Integration of some 10000 received pulses is conducted prior to detection and ranging, so even if some interference is experienced it is unlikely to compromise the performance of the radar.
The low duty cycle of the radar ensures that the power consumption is very low (50μW) with the result that two AA batteries should power it for a number of years. In addition the effective radiated power (measured using a broadband bolometer) has been found to be about 1μW which is more than 1000 times lower than the international safety standard of 1mW/cm2 for continuous whole body exposure.

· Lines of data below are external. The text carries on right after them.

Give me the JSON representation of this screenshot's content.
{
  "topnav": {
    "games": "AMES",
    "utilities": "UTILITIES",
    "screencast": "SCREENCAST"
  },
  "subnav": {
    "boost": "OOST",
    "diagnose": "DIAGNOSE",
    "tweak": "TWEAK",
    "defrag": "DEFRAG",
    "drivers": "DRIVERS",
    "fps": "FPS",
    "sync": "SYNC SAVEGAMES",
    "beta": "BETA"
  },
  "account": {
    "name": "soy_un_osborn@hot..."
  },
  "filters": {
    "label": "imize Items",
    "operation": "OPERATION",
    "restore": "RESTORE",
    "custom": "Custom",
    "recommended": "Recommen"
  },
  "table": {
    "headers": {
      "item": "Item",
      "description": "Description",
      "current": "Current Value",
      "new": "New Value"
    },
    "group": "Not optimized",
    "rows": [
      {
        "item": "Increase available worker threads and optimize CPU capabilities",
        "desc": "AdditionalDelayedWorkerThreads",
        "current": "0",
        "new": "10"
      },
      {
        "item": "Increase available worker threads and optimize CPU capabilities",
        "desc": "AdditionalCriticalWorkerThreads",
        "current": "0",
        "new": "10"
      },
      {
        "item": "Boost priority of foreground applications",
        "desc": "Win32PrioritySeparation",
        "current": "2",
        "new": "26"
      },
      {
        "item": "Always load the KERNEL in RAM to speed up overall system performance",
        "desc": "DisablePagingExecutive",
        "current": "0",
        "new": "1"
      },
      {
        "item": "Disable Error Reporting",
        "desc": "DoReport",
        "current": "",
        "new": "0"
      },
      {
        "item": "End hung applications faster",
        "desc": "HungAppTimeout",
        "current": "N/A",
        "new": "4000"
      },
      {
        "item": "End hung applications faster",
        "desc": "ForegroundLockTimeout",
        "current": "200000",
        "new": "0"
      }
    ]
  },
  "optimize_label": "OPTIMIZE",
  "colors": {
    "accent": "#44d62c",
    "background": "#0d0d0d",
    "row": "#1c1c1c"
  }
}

Because of the wide bandwidth and low frequency, the MIR signals will penetrate the human body and so can be used to monitor both heart and arterial movement. Non contact respiration monitoring is another application. Because the sensitive area can be gated, the system would be ideal as a monitor for individual patients in ICU, a terrorist behind a wall or as a cot alarm to monitor babies who might be susceptible to sudden infant death syndrome (SIDS). The following figure shows the experimental results of body detection through a wall.
Figure 7.30: Using MIR to detect movement through a wall
Ground Penetrating Application
(The HERMES (High-Performance Electromagnetic Roadway Mapping and Evaluation System) Bridge Inspector is a radar-based sensing system mounted in a trailer.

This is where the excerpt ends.